Иван Толстой: Как закончил свои дни Евгений Васильевич?

Он был яростным антибольшевиком, никаких компромиссов не признавал

Павел Трибунский: Он был яростным антибольшевиком, никаких компромиссов не признавал, поэтому когда освободительная армия Югославии во главе с Тито подходила к Любляне в начале мая 1945 года, они с супругой покинули Любляну и перебрались в Италию. Пройдя через несколько лагерей для перемещенных лиц, только в 1947 году ему удалось выбраться из Италии в США. Православная церковь в США все дальше отходила от Московского патриархата, хотела быть все более независимой и, среди шагов к этой независимости – создание Духовной академии на базе двух духовных семинарий. Под создание этой академии Спекторский и был выписан из Европы. Другими известными людьми, оказавшимися таким же образом в США, стали Николай Лосский, Николай Арсеньев и наш известный богослов Георгий Флоровский. Эти ученые и прекрасные ораторы и составили костяк того, что стало Духовной академией, позже возвратившейся к своему первоначальному статусу семинарии.

В 1951 году Евгений Васильевич скончался, его долгий земной путь в России, Европе и США закончился. Нам же он оставил прекрасные воспоминания, замечательный источник, который должен стать настольной книгой для всех, кто занимается изучением эмиграции на Балканах, в Чехословакии и даже предреволюционной России. Все это под пером талантливого историка и правоведа превратилось в замечательное чтение, от которого невозможно оторваться.

Иван Толстой: И в завершение еще одна цитата из воспоминаний Евгения Спекторского.

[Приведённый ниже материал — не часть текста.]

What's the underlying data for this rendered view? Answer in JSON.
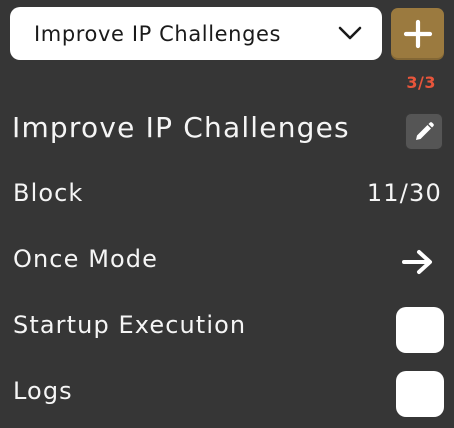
{
  "selector": {
    "selected_value": "Improve IP Challenges",
    "dropdown_icon": "chevron-down-icon"
  },
  "add_button": {
    "icon": "plus-icon",
    "color": "#9b7a3f"
  },
  "counter": "3/3",
  "profile": {
    "name": "Improve IP Challenges",
    "edit_icon": "pencil-icon"
  },
  "settings": {
    "block": {
      "label": "Block",
      "value": "11/30"
    },
    "once_mode": {
      "label": "Once Mode",
      "icon": "arrow-right-icon"
    },
    "startup_execution": {
      "label": "Startup Execution",
      "checked": false
    },
    "logs": {
      "label": "Logs",
      "checked": false
    }
  },
  "colors": {
    "background": "#363636",
    "accent_gold": "#9b7a3f",
    "counter_red": "#e8553b"
  }
}
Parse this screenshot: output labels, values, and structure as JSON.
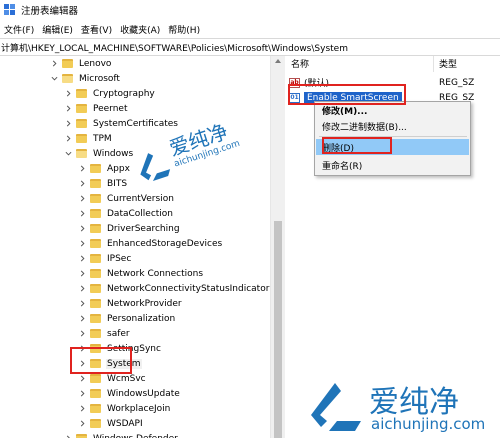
{
  "window": {
    "title": "注册表编辑器"
  },
  "menu": [
    "文件(F)",
    "编辑(E)",
    "查看(V)",
    "收藏夹(A)",
    "帮助(H)"
  ],
  "address": "计算机\\HKEY_LOCAL_MACHINE\\SOFTWARE\\Policies\\Microsoft\\Windows\\System",
  "tree": [
    {
      "label": "Lenovo",
      "depth": 0,
      "expanded": false
    },
    {
      "label": "Microsoft",
      "depth": 0,
      "expanded": true
    },
    {
      "label": "Cryptography",
      "depth": 1,
      "expanded": false
    },
    {
      "label": "Peernet",
      "depth": 1,
      "expanded": false
    },
    {
      "label": "SystemCertificates",
      "depth": 1,
      "expanded": false
    },
    {
      "label": "TPM",
      "depth": 1,
      "expanded": false
    },
    {
      "label": "Windows",
      "depth": 1,
      "expanded": true
    },
    {
      "label": "Appx",
      "depth": 2,
      "expanded": false
    },
    {
      "label": "BITS",
      "depth": 2,
      "expanded": false
    },
    {
      "label": "CurrentVersion",
      "depth": 2,
      "expanded": false
    },
    {
      "label": "DataCollection",
      "depth": 2,
      "expanded": false
    },
    {
      "label": "DriverSearching",
      "depth": 2,
      "expanded": false
    },
    {
      "label": "EnhancedStorageDevices",
      "depth": 2,
      "expanded": false
    },
    {
      "label": "IPSec",
      "depth": 2,
      "expanded": false
    },
    {
      "label": "Network Connections",
      "depth": 2,
      "expanded": false
    },
    {
      "label": "NetworkConnectivityStatusIndicator",
      "depth": 2,
      "expanded": false
    },
    {
      "label": "NetworkProvider",
      "depth": 2,
      "expanded": false
    },
    {
      "label": "Personalization",
      "depth": 2,
      "expanded": false
    },
    {
      "label": "safer",
      "depth": 2,
      "expanded": false
    },
    {
      "label": "SettingSync",
      "depth": 2,
      "expanded": false
    },
    {
      "label": "System",
      "depth": 2,
      "expanded": false,
      "selected": true
    },
    {
      "label": "WcmSvc",
      "depth": 2,
      "expanded": false
    },
    {
      "label": "WindowsUpdate",
      "depth": 2,
      "expanded": false
    },
    {
      "label": "WorkplaceJoin",
      "depth": 2,
      "expanded": false
    },
    {
      "label": "WSDAPI",
      "depth": 2,
      "expanded": false
    },
    {
      "label": "Windows Defender",
      "depth": 1,
      "expanded": false
    }
  ],
  "list": {
    "col_name": "名称",
    "col_type": "类型",
    "rows": [
      {
        "name": "(默认)",
        "type": "REG_SZ",
        "icon": "ab"
      },
      {
        "name": "Enable SmartScreen",
        "type": "REG_SZ",
        "icon": "dw",
        "selected": true
      }
    ]
  },
  "context_menu": {
    "items": [
      {
        "label": "修改(M)...",
        "bold": true
      },
      {
        "label": "修改二进制数据(B)..."
      },
      {
        "label": "删除(D)",
        "highlighted": true
      },
      {
        "label": "重命名(R)"
      }
    ]
  },
  "watermark": {
    "brand": "爱纯净",
    "url": "aichunjing.com"
  }
}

"В начале 1931 года русская эмиграция помянула пятидесятилетие двух смертей: Достоевского и императора Александра II. По поводу Достоевского я напечатал четыре статьи, одну сербскую, одну словенскую и две русские: "Достоевский и реализм" и "Три мотива в творчестве Достоевского". Здесь я отметил, что Достоевский не только вместил Тургенева и Толстого, но и превзошел их: кроме художественного реализма, дальше которого не пошел Тургенев, с его этическим скептицизмом и метафизическим нигилизмом, творчество Достоевского, как и у Толстого, проникнуто нравственной тревогой и еще тем метафизическим объективизмом, которого не было у Толстого.

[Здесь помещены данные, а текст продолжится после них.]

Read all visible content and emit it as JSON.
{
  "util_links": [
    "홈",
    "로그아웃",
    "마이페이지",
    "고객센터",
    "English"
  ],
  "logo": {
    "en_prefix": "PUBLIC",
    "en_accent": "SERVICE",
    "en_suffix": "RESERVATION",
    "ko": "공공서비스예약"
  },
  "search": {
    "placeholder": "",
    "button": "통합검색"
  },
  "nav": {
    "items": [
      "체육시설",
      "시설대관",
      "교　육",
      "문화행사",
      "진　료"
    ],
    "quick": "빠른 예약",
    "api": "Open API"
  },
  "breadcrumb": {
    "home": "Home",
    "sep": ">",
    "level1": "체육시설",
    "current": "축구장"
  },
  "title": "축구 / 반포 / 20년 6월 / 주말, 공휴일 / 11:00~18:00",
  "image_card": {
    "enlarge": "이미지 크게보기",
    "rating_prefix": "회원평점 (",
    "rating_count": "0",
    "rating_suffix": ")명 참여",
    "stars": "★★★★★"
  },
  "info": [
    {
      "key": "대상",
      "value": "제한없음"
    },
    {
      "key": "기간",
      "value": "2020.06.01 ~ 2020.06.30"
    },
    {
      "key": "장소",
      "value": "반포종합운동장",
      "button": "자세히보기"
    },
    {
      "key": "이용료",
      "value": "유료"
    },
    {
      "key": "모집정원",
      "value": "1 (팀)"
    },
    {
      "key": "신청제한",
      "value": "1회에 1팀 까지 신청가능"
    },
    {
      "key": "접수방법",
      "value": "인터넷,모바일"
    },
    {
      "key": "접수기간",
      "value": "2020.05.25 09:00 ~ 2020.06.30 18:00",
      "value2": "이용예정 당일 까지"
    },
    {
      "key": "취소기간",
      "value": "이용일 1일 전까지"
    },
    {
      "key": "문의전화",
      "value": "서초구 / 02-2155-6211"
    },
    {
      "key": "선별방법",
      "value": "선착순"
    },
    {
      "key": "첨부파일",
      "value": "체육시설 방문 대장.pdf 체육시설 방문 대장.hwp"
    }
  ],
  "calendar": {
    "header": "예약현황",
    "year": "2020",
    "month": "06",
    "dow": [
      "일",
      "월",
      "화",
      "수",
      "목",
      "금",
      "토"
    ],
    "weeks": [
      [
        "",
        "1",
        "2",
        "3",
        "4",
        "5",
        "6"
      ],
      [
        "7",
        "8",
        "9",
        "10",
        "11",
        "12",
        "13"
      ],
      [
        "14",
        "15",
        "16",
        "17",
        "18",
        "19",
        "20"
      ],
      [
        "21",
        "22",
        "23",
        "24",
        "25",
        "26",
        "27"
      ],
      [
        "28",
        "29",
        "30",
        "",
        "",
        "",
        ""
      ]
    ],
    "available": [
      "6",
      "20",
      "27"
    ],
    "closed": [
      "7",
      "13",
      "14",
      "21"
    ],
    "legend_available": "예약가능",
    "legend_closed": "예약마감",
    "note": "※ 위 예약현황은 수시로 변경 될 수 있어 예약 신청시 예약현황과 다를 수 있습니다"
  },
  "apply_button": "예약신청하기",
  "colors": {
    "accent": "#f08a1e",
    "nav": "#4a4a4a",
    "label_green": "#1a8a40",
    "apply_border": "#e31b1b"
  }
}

В Белграде чествование Достоевского сошло неудачно, потому что Струве произнес речь, по-видимому, не подготовившись надлежащим образом: искал и не находил выражения; вел рукопашный бой с воздухом и тому подобное. Это было тем неприятнее, что на собрании присутствовал представитель короля. Вообще, было довольно томительно, когда Струве говорил без записок. Но когда он в научном институте читал по рукописи свой курс о русских течениях XIXвека, то выходило гладко и очень занимательно.

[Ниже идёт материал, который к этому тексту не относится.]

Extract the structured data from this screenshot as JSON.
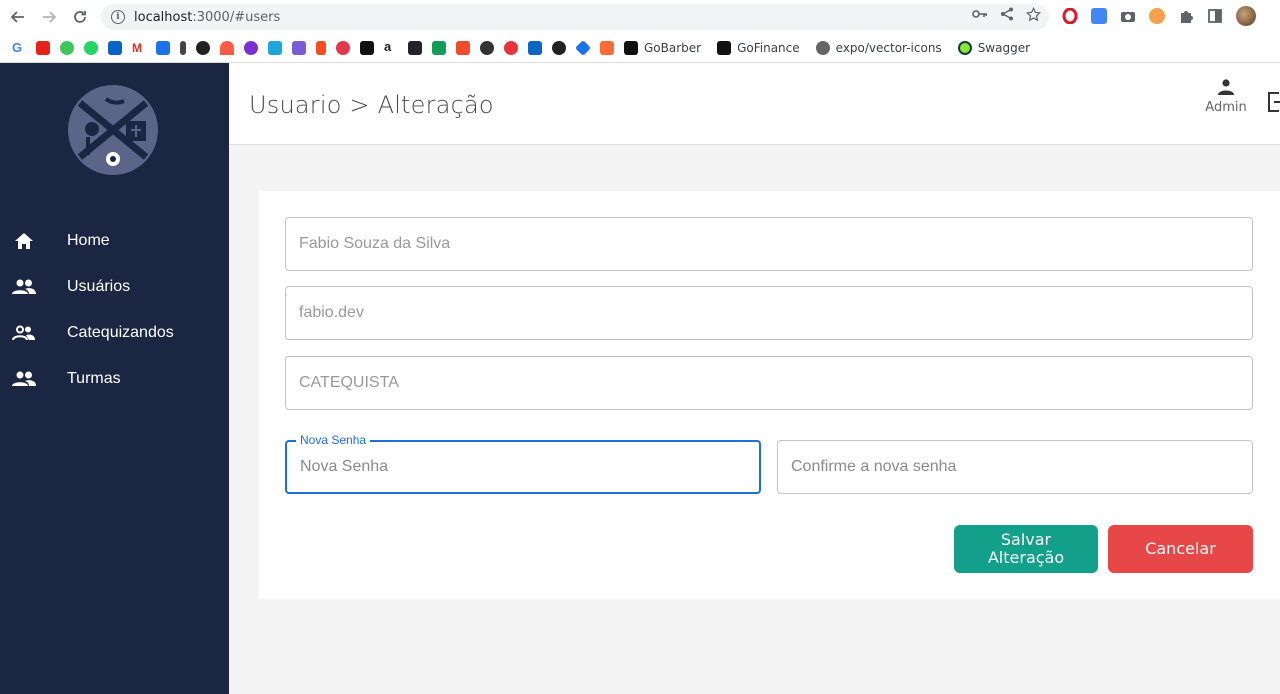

В Любляне словенцы предположили очень торжественно ознаменовать годовщину смерти Достоевского. По этому поводу я был в кафе Эмона на совещании с Альбрехтом и Жупаничем. Но дальше разговоров дело не пошло. И все ограничилось только тем русским литературным вечером, который устроила Русская Матица. Между прочим, Жупанич проявил полное непонимание режима большевиков: он спросил меня, как я уехал от них; очевидно, сказал он, я получил от них заграничный паспорт. Я объяснил ему, что в день моего бегства из Киева за мной пришли вести меня на расстрел.

На следующий день я пошел в театр, где художественники играли "Белую гвардию" (переделку "Братьев Турбиных" Булгакова), и был поражен: не чувствуя, какая трагедия изображалась превосходными артистами, словенская публика смеялась, как будто на сцене шел фарс. По поводу того, как ознаменовать годовщину смерти императора Александра II, состоялось совещание представителей русских люблянских организаций. И тут я впервые столкнулся с русской обывательщиной в Любляне. Поминовению хотели придать военный характер, в противовес чествованию памяти "господина Достоевского", как выразился бывший морской офицер Пчельников. И он настаивал на необходимости подчеркнуть якобы дворянский характер русского офицерства. Я должен был ему напомнить всесословный характер военной реформы Александра II. О судебной реформе вызвался говорить Ивановский. На собрании я произнес речь, а затем Ивановский говорил очень провинциально, все об адвокатах, и ни слова не сказал о введении суда присяжных".